A crise econômica que teve início em 2014 e se prolonga até os dias de hoje veio no pior momento possível, pois jogou no desemprego e no subemprego um grande contingente de trabalhadores que poderiam estar contribuição para a riqueza da nação. A pesquisa PNADC, do IBGE, indica que a taxa composta de subutilização da força de trabalho (que mede o percentual de pessoas desocupadas, subocupadas por insuficiência de horas trabalhadas e na força de trabalho potencial) foi de 25% no primeiro trimestre de 2019, representando 28,3 milhões de pessoas subutilizadas no Brasil. Isto quer dizer que o Brasil está desperdiçando o bônus demográfico e deixando de dar o salto necessário no nível de desenvolvimento enquanto as condições demográficas ajudam.

Caso o Brasil não consiga reverter o quadro de estagnação e caso não consiga aproveitar os momentos finais do bônus demográfico, pode ficar eternamente preso na “armadilha da renda média”. O “Brasil do futuro” poderá nunca ser alcançado.
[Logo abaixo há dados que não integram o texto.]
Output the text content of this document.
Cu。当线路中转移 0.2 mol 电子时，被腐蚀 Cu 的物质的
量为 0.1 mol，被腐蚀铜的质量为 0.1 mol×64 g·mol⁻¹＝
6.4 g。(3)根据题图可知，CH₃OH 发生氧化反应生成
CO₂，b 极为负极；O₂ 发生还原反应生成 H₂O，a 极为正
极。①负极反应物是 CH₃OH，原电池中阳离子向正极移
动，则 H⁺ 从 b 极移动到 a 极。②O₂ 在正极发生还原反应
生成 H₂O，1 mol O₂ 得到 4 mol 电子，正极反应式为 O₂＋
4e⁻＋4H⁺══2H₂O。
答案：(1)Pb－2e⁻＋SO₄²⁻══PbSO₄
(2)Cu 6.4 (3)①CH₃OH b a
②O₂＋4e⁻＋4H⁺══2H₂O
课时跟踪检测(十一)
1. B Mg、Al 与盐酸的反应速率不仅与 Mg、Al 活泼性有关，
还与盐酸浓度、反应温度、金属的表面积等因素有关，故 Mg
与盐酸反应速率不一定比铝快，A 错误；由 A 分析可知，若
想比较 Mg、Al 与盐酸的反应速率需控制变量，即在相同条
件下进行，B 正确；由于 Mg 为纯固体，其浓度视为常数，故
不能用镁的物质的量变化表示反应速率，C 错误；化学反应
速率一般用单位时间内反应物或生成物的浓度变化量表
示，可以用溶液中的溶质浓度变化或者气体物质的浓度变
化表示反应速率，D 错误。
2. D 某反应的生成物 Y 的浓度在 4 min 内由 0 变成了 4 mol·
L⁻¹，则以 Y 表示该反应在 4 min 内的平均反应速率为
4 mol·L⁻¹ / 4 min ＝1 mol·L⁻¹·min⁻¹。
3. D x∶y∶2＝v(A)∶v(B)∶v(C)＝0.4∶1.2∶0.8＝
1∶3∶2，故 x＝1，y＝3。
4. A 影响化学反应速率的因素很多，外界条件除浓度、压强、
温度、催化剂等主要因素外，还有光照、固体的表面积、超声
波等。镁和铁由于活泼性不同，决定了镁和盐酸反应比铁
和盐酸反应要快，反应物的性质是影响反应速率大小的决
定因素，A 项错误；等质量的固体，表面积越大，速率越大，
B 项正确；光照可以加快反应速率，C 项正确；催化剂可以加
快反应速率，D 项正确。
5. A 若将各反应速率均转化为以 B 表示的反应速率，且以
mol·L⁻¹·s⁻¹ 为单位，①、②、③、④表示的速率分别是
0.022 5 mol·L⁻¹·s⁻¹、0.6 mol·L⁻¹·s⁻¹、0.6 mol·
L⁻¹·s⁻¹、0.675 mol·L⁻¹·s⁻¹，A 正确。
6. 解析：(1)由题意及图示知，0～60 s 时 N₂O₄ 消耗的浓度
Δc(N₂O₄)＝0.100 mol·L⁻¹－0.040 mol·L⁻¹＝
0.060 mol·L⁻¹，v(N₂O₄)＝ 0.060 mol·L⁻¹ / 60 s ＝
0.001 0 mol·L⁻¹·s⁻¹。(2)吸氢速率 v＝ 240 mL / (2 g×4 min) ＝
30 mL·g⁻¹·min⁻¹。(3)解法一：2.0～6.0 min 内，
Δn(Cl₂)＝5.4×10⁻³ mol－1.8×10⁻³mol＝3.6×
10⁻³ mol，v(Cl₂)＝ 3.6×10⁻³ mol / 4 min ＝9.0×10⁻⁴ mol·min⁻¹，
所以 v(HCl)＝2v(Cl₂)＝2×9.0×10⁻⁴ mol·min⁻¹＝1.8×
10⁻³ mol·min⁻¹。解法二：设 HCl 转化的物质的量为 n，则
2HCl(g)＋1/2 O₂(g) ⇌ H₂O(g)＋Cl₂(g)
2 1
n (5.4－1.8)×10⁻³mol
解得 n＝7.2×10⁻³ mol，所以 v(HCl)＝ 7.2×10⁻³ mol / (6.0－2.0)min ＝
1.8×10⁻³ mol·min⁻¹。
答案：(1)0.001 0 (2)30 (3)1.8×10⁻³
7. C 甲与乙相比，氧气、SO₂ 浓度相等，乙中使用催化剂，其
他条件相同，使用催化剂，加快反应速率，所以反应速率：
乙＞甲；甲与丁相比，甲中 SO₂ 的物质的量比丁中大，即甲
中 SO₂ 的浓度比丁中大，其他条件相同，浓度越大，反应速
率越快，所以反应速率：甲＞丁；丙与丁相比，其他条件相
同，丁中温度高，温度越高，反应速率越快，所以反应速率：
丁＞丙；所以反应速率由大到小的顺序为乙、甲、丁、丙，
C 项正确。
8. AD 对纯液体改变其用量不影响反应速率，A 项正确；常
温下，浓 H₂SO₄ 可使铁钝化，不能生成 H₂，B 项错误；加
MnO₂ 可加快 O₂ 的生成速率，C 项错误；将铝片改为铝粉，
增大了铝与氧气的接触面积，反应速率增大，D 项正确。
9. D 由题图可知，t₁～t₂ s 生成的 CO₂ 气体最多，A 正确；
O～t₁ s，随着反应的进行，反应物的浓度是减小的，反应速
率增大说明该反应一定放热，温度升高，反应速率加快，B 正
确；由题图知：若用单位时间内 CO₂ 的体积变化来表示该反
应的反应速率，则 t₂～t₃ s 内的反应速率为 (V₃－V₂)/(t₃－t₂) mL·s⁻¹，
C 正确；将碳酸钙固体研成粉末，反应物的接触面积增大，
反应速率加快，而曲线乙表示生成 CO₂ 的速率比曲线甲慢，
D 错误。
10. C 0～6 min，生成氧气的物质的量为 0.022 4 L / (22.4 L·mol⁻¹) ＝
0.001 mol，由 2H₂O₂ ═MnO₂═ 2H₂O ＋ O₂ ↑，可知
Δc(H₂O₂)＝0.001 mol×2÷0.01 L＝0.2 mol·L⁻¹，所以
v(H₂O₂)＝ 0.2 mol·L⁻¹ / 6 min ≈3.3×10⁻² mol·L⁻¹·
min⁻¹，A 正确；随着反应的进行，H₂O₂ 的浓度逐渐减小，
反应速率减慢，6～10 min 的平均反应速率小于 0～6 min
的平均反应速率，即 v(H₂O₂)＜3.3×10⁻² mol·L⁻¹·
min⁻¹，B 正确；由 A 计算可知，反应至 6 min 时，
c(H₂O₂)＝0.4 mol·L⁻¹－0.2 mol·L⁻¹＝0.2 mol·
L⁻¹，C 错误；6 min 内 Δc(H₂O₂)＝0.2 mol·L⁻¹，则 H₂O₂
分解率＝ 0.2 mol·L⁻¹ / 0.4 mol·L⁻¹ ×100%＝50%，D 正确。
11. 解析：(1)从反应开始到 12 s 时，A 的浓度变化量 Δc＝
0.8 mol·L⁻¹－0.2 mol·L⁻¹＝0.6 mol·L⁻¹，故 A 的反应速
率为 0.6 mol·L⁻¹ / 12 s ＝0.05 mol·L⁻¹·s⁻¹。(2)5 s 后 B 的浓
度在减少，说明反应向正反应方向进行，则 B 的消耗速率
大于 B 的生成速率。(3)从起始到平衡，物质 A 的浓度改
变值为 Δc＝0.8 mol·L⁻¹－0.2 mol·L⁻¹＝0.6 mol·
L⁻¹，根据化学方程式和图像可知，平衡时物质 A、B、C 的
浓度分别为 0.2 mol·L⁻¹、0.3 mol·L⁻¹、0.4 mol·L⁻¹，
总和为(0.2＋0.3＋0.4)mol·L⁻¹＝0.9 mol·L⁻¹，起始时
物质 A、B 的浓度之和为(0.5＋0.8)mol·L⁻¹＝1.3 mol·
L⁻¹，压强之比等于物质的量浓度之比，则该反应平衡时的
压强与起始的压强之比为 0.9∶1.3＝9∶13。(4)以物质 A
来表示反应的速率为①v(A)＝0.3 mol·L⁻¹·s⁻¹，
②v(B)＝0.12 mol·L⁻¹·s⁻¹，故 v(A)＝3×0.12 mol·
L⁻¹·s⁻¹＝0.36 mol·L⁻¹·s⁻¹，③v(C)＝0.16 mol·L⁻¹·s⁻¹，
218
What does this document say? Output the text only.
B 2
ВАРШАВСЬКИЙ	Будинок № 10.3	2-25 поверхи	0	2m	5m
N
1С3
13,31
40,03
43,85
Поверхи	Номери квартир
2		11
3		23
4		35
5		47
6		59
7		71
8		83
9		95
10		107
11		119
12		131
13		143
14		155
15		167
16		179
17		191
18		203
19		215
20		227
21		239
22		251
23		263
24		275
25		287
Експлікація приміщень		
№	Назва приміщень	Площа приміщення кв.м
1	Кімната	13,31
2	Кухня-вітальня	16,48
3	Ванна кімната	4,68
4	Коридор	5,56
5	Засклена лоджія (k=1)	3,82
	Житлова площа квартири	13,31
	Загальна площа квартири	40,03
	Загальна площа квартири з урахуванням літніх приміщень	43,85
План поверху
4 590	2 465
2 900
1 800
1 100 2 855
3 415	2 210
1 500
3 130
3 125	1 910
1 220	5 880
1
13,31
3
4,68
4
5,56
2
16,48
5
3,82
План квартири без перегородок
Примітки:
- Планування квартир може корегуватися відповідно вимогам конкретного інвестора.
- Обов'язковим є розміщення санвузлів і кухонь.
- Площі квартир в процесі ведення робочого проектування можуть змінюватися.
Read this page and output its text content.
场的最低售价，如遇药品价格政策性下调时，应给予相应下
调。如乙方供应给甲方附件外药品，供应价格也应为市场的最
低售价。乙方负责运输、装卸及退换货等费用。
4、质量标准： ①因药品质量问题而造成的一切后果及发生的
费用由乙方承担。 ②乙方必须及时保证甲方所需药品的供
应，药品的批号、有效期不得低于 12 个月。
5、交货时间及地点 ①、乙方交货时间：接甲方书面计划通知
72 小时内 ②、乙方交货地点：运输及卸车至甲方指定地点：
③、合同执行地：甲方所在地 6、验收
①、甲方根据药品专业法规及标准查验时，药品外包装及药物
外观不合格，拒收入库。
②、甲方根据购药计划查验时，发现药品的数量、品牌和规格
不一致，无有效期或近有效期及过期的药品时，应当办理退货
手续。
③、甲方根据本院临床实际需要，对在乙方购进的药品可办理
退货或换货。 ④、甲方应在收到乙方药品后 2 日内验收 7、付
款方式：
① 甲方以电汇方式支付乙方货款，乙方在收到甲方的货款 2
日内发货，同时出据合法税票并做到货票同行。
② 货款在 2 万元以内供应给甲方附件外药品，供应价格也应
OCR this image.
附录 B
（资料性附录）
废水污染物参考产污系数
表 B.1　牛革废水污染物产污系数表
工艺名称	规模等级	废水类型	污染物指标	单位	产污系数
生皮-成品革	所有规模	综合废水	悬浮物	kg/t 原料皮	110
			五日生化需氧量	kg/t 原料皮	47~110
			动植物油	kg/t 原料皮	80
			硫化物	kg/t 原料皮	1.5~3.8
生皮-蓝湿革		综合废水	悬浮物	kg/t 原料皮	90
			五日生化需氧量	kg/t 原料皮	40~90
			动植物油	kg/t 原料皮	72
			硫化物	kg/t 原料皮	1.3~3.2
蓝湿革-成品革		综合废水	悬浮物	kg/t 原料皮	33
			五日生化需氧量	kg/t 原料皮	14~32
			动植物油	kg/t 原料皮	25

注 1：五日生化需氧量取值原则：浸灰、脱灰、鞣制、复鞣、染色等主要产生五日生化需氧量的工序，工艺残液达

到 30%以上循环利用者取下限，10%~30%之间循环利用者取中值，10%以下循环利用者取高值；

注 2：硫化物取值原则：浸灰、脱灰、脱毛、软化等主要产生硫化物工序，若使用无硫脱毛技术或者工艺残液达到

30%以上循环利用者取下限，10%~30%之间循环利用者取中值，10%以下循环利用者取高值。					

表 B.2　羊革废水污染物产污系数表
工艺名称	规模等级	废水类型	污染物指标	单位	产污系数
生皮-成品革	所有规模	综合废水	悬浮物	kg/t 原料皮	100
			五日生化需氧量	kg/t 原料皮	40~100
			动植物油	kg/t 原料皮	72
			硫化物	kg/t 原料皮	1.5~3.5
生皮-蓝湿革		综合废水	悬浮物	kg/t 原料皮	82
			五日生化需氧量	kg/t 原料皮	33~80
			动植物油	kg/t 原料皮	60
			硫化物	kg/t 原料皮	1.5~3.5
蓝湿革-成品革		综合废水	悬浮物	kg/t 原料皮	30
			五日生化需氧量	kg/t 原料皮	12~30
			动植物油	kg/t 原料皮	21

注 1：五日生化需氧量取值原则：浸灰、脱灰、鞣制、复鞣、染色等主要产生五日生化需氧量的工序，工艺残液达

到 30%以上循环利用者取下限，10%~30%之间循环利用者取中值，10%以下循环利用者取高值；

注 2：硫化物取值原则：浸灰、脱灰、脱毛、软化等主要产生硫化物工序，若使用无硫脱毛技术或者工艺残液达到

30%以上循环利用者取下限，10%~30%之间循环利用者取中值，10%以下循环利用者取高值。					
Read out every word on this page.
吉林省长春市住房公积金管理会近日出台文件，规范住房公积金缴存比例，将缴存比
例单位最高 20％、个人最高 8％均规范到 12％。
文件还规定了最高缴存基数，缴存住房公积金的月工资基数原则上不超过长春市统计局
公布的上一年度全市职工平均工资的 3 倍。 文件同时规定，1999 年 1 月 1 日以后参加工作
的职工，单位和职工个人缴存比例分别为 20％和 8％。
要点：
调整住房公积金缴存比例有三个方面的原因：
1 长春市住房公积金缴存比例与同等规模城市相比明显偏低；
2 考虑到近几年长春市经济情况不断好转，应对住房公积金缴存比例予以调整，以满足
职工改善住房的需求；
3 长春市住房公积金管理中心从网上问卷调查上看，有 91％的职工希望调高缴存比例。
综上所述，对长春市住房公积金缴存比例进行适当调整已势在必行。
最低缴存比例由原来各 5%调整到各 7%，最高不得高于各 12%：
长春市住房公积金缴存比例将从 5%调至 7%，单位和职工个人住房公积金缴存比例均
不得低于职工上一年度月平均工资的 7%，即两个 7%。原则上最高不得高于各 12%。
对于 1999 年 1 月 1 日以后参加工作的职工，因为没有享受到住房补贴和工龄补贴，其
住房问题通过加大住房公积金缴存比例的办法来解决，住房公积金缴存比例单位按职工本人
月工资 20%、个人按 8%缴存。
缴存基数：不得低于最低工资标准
Se a nação brasileira já apresenta dificuldades de progredir quando a demografia ajuda, terá dificuldade muito maiores quando a demografia jogar contra. O fim do bônus demográfico brasileiro pode trazer barreiras intransponíveis, caso o país não se prepare para a nova realidade do envelhecimento populacional que avança, ano a ano, mas que vai recrudescer na segunda metade do século XXI.